Genetically programmable optical random neural networks

Machine Learning


Numerical studies

Before constructing the experimental setup, we make use of an accurate beam propagation method (BPM) simulation to validate our main idea of controlling optical random projection. The details of the simulation are given in Supplementary Note 1. Here, our design leverages Johnson-Lindenstrauss Lemma32, which states that random projection can be used for dimensionality reduction purposes33, which is at the core of learning from high-dimensional data. We benchmark our idea on a binary classification task using the Breast MNIST dataset containing 780 samples, and with an 80/20 train-test split, we achieve the GA accuracy evolution plot presented in Fig. 1c. In GA accuracy plots, the fitness of each candidate angular orientation is denoted with a dot. Boxes extend from the first quartile (Q1) to the third quartile (Q3) for a given generation, and the whiskers extend to the farthest data point lying within 1.5× the inter-quartile range (Q3–Q1). Flier points are those past the end of the whiskers. The median value in a generation is denoted with a horizontal line. As can be seen from the figure, simulation results show improvements over the baseline ridge classification accuracy of 66.67%, which corresponds to unprocessed samples. After the first iteration in GA, a ridge classification accuracy of 67.31% is reported, which is already above the baseline performance. Based on the classification accuracies in the following iterations, GA proposes an optimal point where the ridge classification accuracy reached its maximum, 77.56%. We present the improvement in classification accuracy by plotting confusion matrices at the beginning (Fig. 1a) and the end (Fig. 1b) of the programming process. The confusion matrices are normalized such that entries on the same row sum up to 100, barring rounding errors. These confusion matrices for the simulated Breast MNIST dataset demonstrate that classification performance can be significantly improved by programming the optical computing platform and searching for an optimal random projection kernel heuristically. After validating the programmability of optical random projection, we move on to the experimental setup and results in the next subsection.

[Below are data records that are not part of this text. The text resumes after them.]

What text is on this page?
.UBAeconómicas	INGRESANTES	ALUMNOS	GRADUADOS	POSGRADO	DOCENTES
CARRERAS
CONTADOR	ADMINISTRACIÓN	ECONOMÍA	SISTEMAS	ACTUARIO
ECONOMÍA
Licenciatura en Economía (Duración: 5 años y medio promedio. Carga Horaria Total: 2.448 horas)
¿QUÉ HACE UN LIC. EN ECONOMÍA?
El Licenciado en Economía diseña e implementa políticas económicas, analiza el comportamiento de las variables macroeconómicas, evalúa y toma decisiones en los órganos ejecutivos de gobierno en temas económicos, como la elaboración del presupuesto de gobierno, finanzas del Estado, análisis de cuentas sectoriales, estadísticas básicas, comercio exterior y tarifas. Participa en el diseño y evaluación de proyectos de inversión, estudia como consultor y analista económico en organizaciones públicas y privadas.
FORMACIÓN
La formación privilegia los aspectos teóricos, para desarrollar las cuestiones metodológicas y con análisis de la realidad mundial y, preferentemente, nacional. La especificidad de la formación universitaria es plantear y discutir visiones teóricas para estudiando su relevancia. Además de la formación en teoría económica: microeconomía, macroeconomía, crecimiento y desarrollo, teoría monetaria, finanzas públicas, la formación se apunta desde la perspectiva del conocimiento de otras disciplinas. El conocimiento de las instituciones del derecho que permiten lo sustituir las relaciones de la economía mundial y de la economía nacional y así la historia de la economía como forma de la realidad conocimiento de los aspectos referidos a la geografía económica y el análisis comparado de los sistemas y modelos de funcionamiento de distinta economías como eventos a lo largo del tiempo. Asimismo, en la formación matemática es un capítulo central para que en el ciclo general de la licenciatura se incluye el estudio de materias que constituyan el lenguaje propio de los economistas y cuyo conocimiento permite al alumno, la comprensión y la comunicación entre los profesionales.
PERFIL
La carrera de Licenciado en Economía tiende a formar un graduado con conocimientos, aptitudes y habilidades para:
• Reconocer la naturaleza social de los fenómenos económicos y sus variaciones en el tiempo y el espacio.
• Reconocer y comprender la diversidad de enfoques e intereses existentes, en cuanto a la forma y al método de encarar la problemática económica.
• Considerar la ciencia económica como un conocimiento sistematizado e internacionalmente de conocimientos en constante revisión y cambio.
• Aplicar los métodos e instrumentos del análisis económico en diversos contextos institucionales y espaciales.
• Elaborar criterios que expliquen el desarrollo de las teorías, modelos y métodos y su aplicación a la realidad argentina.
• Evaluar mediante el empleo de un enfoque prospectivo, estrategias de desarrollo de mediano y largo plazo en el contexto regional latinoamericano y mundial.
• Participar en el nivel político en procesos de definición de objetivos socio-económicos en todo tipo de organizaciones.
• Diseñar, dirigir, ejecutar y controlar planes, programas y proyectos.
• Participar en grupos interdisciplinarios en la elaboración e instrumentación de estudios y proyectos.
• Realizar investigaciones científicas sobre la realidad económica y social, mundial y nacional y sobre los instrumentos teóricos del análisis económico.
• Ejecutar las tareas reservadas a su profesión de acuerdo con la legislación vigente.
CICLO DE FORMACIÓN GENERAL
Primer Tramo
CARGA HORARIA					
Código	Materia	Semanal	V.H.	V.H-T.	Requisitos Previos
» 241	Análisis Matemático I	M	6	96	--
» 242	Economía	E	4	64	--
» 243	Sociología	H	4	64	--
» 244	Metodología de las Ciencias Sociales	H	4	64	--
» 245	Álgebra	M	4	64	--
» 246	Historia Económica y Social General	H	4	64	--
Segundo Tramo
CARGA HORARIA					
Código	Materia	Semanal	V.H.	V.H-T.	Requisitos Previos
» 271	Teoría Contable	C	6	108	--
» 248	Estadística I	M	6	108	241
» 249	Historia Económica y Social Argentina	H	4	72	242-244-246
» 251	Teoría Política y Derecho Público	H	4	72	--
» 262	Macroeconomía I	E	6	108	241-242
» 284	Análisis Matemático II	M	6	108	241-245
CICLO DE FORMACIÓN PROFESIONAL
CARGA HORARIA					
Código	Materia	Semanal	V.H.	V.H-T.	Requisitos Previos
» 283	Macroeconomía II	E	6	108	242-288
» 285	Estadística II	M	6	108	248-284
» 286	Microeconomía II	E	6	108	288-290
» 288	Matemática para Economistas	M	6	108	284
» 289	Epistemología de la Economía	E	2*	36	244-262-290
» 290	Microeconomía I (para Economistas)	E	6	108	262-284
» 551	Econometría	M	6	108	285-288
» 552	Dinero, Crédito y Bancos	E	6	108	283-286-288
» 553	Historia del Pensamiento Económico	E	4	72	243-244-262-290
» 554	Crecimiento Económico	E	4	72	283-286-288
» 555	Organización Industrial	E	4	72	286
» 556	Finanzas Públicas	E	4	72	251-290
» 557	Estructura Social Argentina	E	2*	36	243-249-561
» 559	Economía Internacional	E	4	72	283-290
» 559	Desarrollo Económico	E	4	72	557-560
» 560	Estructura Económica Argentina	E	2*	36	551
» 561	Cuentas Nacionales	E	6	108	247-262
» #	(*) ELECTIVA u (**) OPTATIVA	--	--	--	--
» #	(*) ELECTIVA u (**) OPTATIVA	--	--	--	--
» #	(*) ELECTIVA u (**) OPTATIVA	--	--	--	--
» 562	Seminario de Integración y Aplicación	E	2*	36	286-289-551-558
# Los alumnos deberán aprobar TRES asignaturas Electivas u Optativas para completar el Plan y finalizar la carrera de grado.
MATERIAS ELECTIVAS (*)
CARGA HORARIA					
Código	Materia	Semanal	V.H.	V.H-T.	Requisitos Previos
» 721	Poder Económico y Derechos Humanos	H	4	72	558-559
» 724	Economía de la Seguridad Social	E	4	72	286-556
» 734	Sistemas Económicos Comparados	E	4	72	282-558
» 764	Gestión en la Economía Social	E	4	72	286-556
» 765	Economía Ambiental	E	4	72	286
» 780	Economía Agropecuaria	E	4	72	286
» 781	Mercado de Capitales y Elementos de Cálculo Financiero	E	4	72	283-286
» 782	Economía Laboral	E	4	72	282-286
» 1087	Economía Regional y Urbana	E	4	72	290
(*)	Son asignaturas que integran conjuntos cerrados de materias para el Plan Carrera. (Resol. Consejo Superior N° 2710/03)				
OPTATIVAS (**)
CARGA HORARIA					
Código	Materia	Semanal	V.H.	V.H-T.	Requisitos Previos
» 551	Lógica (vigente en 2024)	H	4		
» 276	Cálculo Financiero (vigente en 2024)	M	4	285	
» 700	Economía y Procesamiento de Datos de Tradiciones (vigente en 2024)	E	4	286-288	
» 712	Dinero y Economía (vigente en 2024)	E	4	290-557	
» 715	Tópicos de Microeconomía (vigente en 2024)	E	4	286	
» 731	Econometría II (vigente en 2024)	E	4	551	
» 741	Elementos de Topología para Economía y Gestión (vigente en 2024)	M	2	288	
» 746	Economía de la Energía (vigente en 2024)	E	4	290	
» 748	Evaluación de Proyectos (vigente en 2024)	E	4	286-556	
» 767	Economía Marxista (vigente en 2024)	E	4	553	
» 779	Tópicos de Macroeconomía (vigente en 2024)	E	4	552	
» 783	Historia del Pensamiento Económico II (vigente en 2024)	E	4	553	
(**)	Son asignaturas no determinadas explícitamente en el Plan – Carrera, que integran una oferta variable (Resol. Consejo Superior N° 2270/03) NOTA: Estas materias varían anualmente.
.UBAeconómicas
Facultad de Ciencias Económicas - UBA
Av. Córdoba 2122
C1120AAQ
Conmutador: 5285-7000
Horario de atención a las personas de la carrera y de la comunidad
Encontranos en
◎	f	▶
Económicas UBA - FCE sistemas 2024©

Fig. 1: Simulated learning results for the Breast MNIST dataset.
figure 1

Row-wise normalized confusion matrices (CMs) corresponding to the first (a) and the last (b) genetic algorithm (GA) iteration. As classification accuracy (Acc) increases, the confusion matrices become more diagonal. c Evolution of the accuracy during GA. The starting and the best accuracy metrics are reported with blue- and red-filled squares, respectively. The fitness metric of each gene is denoted with a data point, and the distribution of fitness metrics for a given generation is visualized with a box–whisker plot. Box edges range from the first quartile (Q1) to the third quartile (Q3), and the whiskers (error bars) extend to the farthest data point lying within 1.5× the inter-quartile range (Q3–Q1). The median value in a generation is illustrated with a horizontal line.

Experimental studies

Experimental realization of our genetically programmable optical random neural network is illustrated in Fig. 2. It consists of a continuous-wave (CW) laser source, a spatial light modulator (SLM), a pair of lenses to perform Fourier transforms, a scattering medium placed on a disc located on the Fourier plane to provide optical random projection and a camera to collect optically processed information. The optical information encoding process is carried out by superimposing each sample of the dataset, an 8-bit image, as a phase pattern on the SLM. After the encoding step, the information-carrying optical field is processed linearly all the way up until the recording plane with no power consumption. Optical random projection/mapping is realized with a diffuser.

Fig. 2: Schematic of random projection-based programmable optical computing setup.
figure 2

The experimental setup consists of a spatial light modulator for encoding information onto laser light, a scattering medium on an off-axis rotation stage, and an imaging system to relay light and a camera to decode information. The scattering medium performs random matrix multiplication in the complex Fourier domain, corresponding to convolution in the space domain. The off-axis alignment of the center of rotation of the disk produces the intermediate variation of an approximate translation of the random pattern along with a minor rotary effect at the detection plane. Therefore, at each angular orientation, pixel values at the camera are modified either partially or completely.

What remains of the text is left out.